Iranian Oil Minister Bijan Namdar Zanganeh, in an interview with the Persian-language Islamic Republic News Agency (IRNA), said the country is planning to make a complaint against Turkmenistan Gas Company over the quality of the natural gas it is delivering to Iran.
“We are also going to file another complaint with the International Court of Justice (ICJ) to [make the company] review the price of the [natural] gas it is exporting [to Iran] because we believe their prices are too high and must be reduced,” he added.
He noted that Tehran and Ashgabat have earlier made complaints against each other over issues pertaining to natural gas.
“They claim Iran is $1.5 billion in arrears to them over [natural] gas exports, but we believe this figure is not right,” said he oil minister.
He said the complaint that Iran has made to them over the exorbitant prices [of natural gas] should be referred to the ICJ as well.

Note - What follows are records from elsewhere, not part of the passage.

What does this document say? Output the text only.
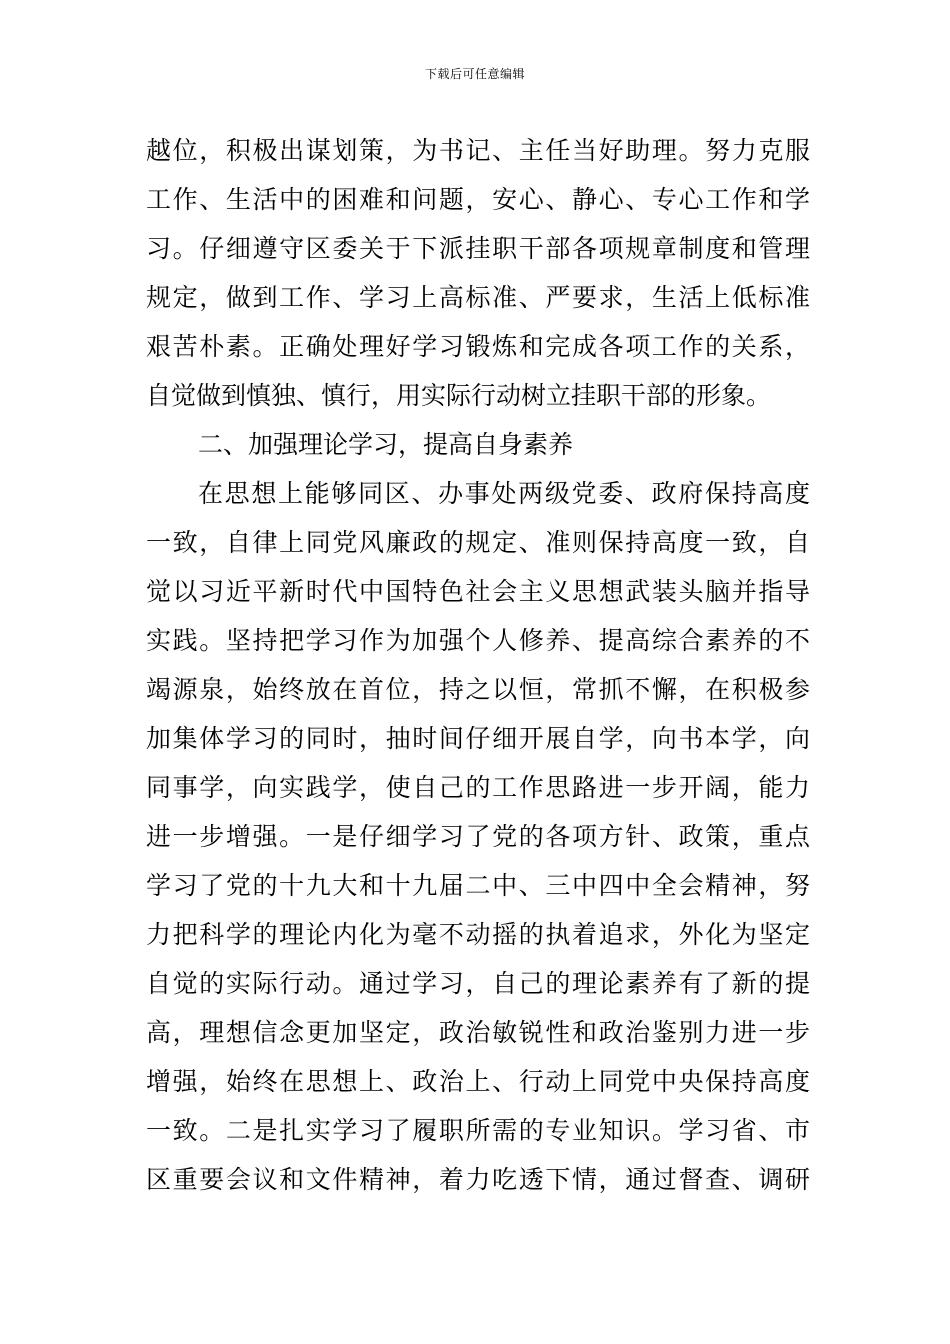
下载后可任意编辑
越位，积极出谋划策，为书记、主任当好助理。努力克服
工作、生活中的困难和问题，安心、静心、专心工作和学
习。仔细遵守区委关于下派挂职干部各项规章制度和管理
规定，做到工作、学习上高标准、严要求，生活上低标准
艰苦朴素。正确处理好学习锻炼和完成各项工作的关系，
自觉做到慎独、慎行，用实际行动树立挂职干部的形象。
二、加强理论学习，提高自身素养
在思想上能够同区、办事处两级党委、政府保持高度
一致，自律上同党风廉政的规定、准则保持高度一致，自
觉以习近平新时代中国特色社会主义思想武装头脑并指导
实践。坚持把学习作为加强个人修养、提高综合素养的不
竭源泉，始终放在首位，持之以恒，常抓不懈，在积极参
加集体学习的同时，抽时间仔细开展自学，向书本学，向
同事学，向实践学，使自己的工作思路进一步开阔，能力
进一步增强。一是仔细学习了党的各项方针、政策，重点
学习了党的十九大和十九届二中、三中四中全会精神，努
力把科学的理论内化为毫不动摇的执着追求，外化为坚定
自觉的实际行动。通过学习，自己的理论素养有了新的提
高，理想信念更加坚定，政治敏锐性和政治鉴别力进一步
增强，始终在思想上、政治上、行动上同党中央保持高度
一致。二是扎实学习了履职所需的专业知识。学习省、市
区重要会议和文件精神，着力吃透下情，通过督查、调研
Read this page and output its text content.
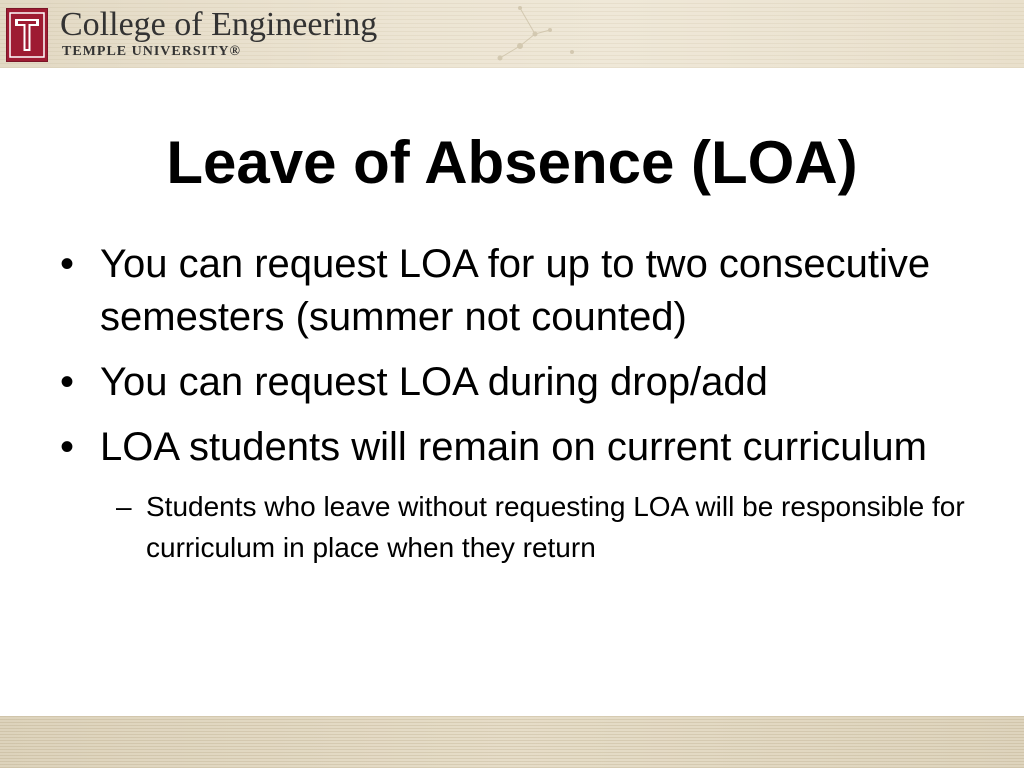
College of Engineering
TEMPLE UNIVERSITY®
Leave of Absence (LOA)
• You can request LOA for up to two consecutive semesters (summer not counted)
• You can request LOA during drop/add
• LOA students will remain on current curriculum
– Students who leave without requesting LOA will be responsible for curriculum in place when they return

Iran’s Deputy Oil Minister Hamidreza Araqi had earlier touched upon Tehran’s condition for resuming natural gas imports from Turkmenistan.
“If Turkmenistan brings down [natural] gas prices, we will buy gas from the country. If Ashgabat refuses to agree to our demands, we will file a complaint with the ICC over the country’s cutting off gas [supplies],” Araqi had already underscored.
Differences between Iran and Turkmenistan over natural gas heightened at the beginning of 2017 when Turkmenistan stopped its natural gas exports to Iran. Now, one year on since then, the disagreement still lingers on. Given that talks have failed to produce tangible results, the case is likely to be sent to the ICJ in the near future.
The Iran-Turkmenistan gas dispute broke out in late 2016. Finally, Turkmenistan completely cut off its exports of natural gas to Iran at the beginning of 2017 under the pretext that Tehran owed Turkmenistan for gas supplies.
Iran, itself a major gas exporting country, has been temporarily importing natural gas from Turkmenistan to supply its northern and northeastern provinces with their required fuel. The gas imports are expected be halted once a huge gas pipeline project connecting the northern provinces to the national gas pipeline network is finished.